Flex introduces a new dependency to your project, which involves generating
source files at build time. This is a lot of complexity in your build system
if this is the first time you need it. And it also by default uses a style
that isn't really modern--it's more annoying to use if you want to use it in a
multithreaded programming, or if you want to have multiple lexers in one
program. (Or you're not even using C/C++ in the first place!).

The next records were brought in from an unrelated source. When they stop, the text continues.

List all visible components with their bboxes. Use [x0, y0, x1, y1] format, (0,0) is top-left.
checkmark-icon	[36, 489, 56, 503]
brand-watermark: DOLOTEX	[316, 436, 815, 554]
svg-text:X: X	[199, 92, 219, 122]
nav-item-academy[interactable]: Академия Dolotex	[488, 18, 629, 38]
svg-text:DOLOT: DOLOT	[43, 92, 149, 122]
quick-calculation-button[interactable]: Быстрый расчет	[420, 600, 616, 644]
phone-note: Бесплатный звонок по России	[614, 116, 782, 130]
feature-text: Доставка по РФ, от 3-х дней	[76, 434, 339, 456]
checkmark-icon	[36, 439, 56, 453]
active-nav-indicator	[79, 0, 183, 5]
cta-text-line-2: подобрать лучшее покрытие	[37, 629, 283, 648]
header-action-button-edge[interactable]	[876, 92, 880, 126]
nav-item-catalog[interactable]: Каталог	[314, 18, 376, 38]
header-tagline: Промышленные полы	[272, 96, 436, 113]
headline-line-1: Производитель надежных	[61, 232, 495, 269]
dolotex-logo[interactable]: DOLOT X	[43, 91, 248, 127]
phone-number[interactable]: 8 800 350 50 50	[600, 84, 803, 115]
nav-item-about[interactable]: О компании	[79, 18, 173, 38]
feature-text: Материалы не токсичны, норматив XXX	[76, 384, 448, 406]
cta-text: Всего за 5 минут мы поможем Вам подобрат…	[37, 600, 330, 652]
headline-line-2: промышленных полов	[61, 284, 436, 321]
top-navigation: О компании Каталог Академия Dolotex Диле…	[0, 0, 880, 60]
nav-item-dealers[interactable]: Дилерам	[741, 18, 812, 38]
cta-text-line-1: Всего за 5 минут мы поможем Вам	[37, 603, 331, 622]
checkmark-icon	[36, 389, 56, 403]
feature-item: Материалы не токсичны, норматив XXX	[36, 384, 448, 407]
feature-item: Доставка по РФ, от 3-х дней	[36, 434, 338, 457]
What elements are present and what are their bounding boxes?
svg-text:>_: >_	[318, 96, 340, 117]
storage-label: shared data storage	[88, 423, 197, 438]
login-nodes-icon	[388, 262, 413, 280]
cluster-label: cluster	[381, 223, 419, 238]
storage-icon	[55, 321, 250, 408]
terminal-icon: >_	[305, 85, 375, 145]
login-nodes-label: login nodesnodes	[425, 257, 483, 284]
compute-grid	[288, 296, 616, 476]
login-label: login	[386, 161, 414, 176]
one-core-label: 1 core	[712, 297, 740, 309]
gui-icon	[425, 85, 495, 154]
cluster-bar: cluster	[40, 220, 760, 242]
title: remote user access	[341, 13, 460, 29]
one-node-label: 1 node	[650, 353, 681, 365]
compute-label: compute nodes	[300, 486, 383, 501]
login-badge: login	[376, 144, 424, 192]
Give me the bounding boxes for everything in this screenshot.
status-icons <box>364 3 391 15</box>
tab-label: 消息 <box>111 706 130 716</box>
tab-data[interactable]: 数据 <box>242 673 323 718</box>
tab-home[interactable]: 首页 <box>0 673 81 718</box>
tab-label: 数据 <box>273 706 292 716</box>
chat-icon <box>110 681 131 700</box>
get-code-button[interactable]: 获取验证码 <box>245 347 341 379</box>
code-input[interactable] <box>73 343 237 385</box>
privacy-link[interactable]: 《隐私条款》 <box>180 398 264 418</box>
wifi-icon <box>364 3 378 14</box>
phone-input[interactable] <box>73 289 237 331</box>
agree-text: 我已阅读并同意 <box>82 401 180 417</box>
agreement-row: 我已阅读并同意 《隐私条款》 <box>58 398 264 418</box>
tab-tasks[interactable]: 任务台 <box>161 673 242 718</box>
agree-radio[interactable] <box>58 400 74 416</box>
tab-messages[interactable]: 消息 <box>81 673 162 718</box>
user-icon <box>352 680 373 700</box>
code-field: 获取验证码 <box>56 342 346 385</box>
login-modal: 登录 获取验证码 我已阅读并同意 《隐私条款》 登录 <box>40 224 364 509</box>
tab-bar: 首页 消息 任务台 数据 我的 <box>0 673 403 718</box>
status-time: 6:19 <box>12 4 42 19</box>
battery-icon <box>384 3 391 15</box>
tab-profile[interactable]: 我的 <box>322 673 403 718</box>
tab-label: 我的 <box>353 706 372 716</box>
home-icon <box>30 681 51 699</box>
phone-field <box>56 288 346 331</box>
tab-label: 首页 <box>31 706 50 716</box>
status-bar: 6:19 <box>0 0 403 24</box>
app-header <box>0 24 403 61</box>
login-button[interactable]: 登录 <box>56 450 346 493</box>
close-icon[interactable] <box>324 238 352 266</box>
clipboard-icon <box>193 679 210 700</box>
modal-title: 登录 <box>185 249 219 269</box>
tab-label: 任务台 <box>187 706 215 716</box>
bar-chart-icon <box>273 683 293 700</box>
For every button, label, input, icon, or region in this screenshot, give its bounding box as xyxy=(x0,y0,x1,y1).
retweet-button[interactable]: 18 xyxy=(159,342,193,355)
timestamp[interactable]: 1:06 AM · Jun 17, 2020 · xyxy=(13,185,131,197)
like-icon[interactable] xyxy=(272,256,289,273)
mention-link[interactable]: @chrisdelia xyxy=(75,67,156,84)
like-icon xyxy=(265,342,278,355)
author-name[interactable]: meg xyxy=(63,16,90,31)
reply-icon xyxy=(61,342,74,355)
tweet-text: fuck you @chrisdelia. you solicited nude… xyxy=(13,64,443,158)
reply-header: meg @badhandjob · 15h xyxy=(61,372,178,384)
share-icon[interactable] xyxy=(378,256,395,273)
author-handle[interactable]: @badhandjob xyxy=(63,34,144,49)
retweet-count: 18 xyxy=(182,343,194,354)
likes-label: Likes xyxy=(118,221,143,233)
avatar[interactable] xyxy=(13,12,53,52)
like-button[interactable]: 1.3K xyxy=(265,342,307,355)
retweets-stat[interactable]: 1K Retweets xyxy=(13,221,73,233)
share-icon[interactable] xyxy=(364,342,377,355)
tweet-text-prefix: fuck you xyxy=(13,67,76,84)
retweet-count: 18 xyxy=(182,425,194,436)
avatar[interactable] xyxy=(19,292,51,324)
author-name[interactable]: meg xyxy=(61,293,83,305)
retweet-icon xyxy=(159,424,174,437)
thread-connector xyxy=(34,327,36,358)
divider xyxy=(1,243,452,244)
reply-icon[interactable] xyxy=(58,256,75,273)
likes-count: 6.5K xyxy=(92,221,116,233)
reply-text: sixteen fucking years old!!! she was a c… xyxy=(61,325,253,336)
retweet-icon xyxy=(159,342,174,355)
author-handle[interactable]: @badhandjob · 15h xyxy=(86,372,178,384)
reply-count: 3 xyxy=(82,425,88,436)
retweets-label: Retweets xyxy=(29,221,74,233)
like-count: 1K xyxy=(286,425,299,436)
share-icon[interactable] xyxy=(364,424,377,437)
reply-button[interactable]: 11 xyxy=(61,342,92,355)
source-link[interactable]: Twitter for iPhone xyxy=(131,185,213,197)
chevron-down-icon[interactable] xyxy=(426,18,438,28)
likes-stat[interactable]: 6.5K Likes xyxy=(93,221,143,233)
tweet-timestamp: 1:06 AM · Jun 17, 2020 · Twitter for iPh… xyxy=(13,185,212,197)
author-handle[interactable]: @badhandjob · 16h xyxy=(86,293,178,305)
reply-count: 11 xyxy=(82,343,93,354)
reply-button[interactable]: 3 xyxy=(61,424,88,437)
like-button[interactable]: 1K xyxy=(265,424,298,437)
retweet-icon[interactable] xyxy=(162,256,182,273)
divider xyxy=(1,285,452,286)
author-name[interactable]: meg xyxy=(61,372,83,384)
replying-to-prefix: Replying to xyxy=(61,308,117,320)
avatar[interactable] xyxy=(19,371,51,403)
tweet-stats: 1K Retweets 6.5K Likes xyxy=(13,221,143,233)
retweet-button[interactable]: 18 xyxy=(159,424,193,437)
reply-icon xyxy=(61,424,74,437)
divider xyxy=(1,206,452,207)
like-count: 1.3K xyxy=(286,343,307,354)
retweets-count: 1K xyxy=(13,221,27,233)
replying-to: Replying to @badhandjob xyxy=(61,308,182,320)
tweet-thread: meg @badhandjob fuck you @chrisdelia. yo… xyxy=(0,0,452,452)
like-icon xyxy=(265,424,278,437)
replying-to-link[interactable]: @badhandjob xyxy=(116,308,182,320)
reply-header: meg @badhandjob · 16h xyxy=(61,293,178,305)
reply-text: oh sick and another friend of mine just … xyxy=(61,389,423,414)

Furthermore, lexers are actually really easy to write. Most tokens [1] are
recognizable within a character or two, and usually amount to a regex on the
order of [a-z][a-z0-9_]+ or "([^\"]|\\.)*" \-- the sorts of regexes that have
very trivial implementations to handcode. The lexer I wrote for a JSON-ish
file format is 128 lines of code. Sure, it'd be more like 30 lines of code if
I used an automatic generator, but running into any issues integrating the
automatic generator into my workflow would toss out the benefits of saving 100
lines of code.

[1] Excluding keywords, but keywords are usually implemented by parsing it as
an identifier and looking for the identifier in a hashtable of known keywords.

------
dang
Previous versions were discussed:

2015:
[https://news.ycombinator.com/item?id=10764672](https://news.ycombinator.com/item?id=10764672)

2010:
[https://news.ycombinator.com/item?id=1529288](https://news.ycombinator.com/item?id=1529288)

2008:
[https://news.ycombinator.com/item?id=267916](https://news.ycombinator.com/item?id=267916)

A related thread from 2018:
[https://news.ycombinator.com/item?id=16609360](https://news.ycombinator.com/item?id=16609360)

------
sbmthakur
Just discovered Wirth's book _The School of Niklaus Wirth: The Art of
Simplicity_. I would like to know if it's worth the time investment?